Got it? Now, the directive:

In determining whether there was any contract, you must decide whether or not there was a meeting of the minds between the parties with respect to the terms of the alleged oral agreement and a present intention to be bound.

Easy, right?

If you've never taken a class on contracts in law school, you can read this paragraph a dozen times and still not be totally sure what you're supposed to do. And even if you do get it, you probably have a bunch of fellow jurors who don't, and won't no matter how much you try to explain it to them. Again, that's not their fault, considering the instruction they've been given.

The law is complex, nuanced, and takes years of training to grasp its basic concepts. And you can't even get accepted to receive that training unless you were a pretty good student in college. For everybody else, it's mind-numbing and rightfully so.

The fact that attorneys and judges regularly submit and approve jury instructions like this can only be explained by tradition and laziness. No attorney who truly wants a jury to rule in their favor should submit instructions that are so dense and complicated that they're more at home in a law school textbook than in the hands of twelve non-lawyers who must fairly resolve a dispute.

Better instructions are possible. As a quick exercise, I'll re-write the first paragraph in a way that breaks down each of the concepts in an easier-to-digest way:

A contract is a promise or a set of promises. For example, Allen promises to give a car to Mary, and in exchange, Mary promises to give money to Allen.
Once two parties have entered a contract by making promises to each other, the law recognizes that each has a duty to the other. They are bound to not break their promises.
Breaking a promise is called a breach of contract. The law provides a remedy when one person breaks their promise.
But for the contract to be binding on each party - for there to be a duty not to break a promise - there has to be a "meeting of the minds."
Both parties must intend to enter into the contract and to be bound by it. There is no contract if one person intends to hold the other to their promise without being held to their own promise in return.
For example, if Allen never intends to give the car to Mary, there is no contract between them. Mary is not bound to her promise to give Allen money.
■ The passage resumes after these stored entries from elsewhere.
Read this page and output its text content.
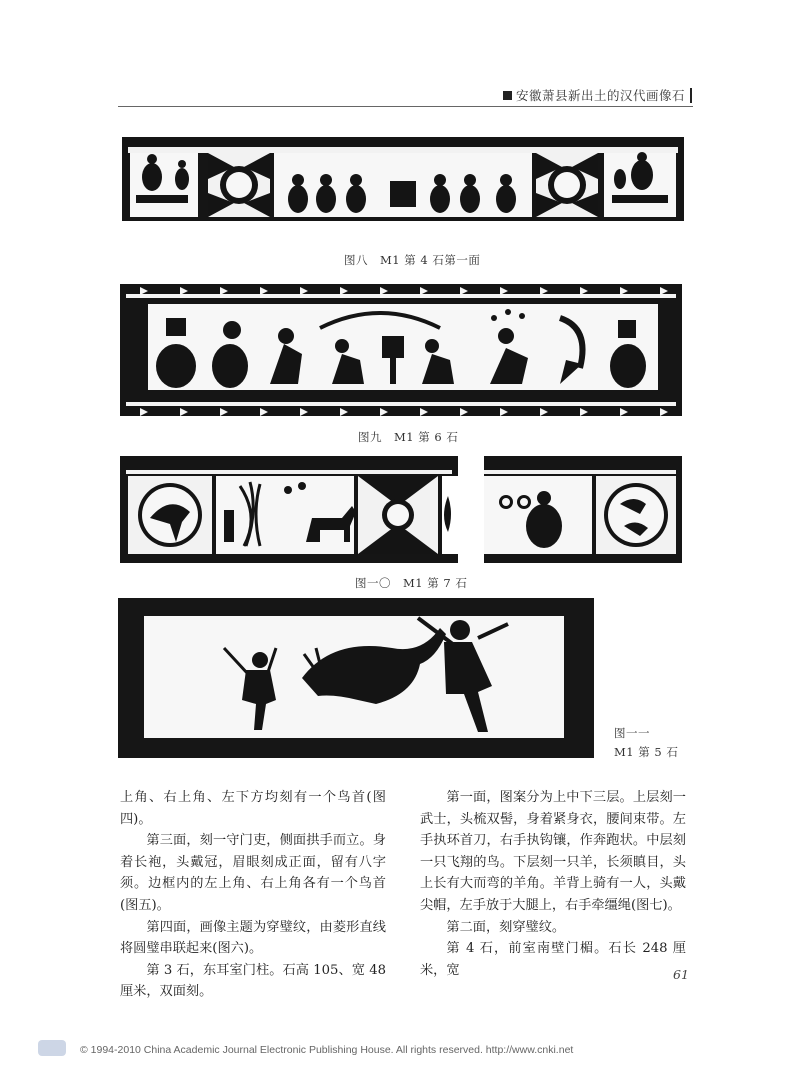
安徽萧县新出土的汉代画像石
图八　M1 第 4 石第一面
图九　M1 第 6 石
图一〇　M1 第 7 石
图一一
M1 第 5 石

上角、右上角、左下方均刻有一个鸟首(图四)。

第三面，刻一守门吏，侧面拱手而立。身着长袍，头戴冠，眉眼刻成正面，留有八字须。边框内的左上角、右上角各有一个鸟首(图五)。

第四面，画像主题为穿璧纹，由菱形直线将圆璧串联起来(图六)。

第 3 石，东耳室门柱。石高 105、宽 48 厘米，双面刻。

第一面，图案分为上中下三层。上层刻一武士，头梳双髻，身着紧身衣，腰间束带。左手执环首刀，右手执钩镶，作奔跑状。中层刻一只飞翔的鸟。下层刻一只羊，长须瞋目，头上长有大而弯的羊角。羊背上骑有一人，头戴尖帽，左手放于大腿上，右手牵缰绳(图七)。

第二面，刻穿璧纹。

第 4 石，前室南壁门楣。石长 248 厘米，宽	61
© 1994-2010 China Academic Journal Electronic Publishing House. All rights reserved. http://www.cnki.net
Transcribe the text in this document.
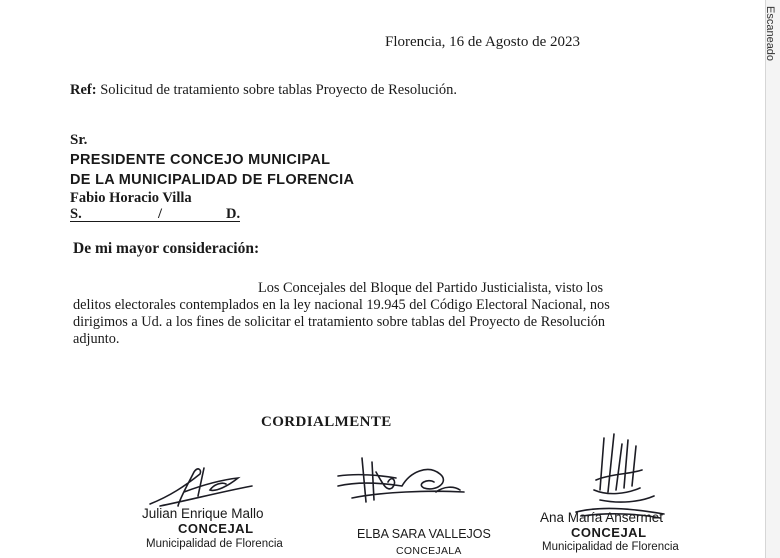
Florencia, 16 de Agosto de 2023
Ref: Solicitud de tratamiento sobre tablas Proyecto de Resolución.
Sr.
PRESIDENTE CONCEJO MUNICIPAL
DE LA MUNICIPALIDAD DE FLORENCIA
Fabio Horacio Villa
S.	/	D.
De mi mayor consideración:
Los Concejales del Bloque del Partido Justicialista, visto los
delitos electorales contemplados en la ley nacional 19.945 del Código Electoral Nacional, nos
dirigimos a Ud. a los fines de solicitar el tratamiento sobre tablas del Proyecto de Resolución
adjunto.
CORDIALMENTE
Julian Enrique Mallo
CONCEJAL
Municipalidad de Florencia
ELBA SARA VALLEJOS
CONCEJALA
Ana María Ansermet
CONCEJAL
Municipalidad de Florencia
Now, that's wordier, but hopefully easier to digest for somebody who has had no previous legal training. From the lawyer's perspective, even if your case is weak, it is far better to have a jury who knows exactly the questions they're supposed to answer than a jury totally bewildered. It decreases the risk of appeal and it keeps the judge from having to make awkward, complicated remedial rulings that simply delay the process even longer.

Better jury instructions are possible. As our country continues to struggle to fully educate all of its citizens, making complicated legal standards easy for laypeople to digest makes just outcomes more likely.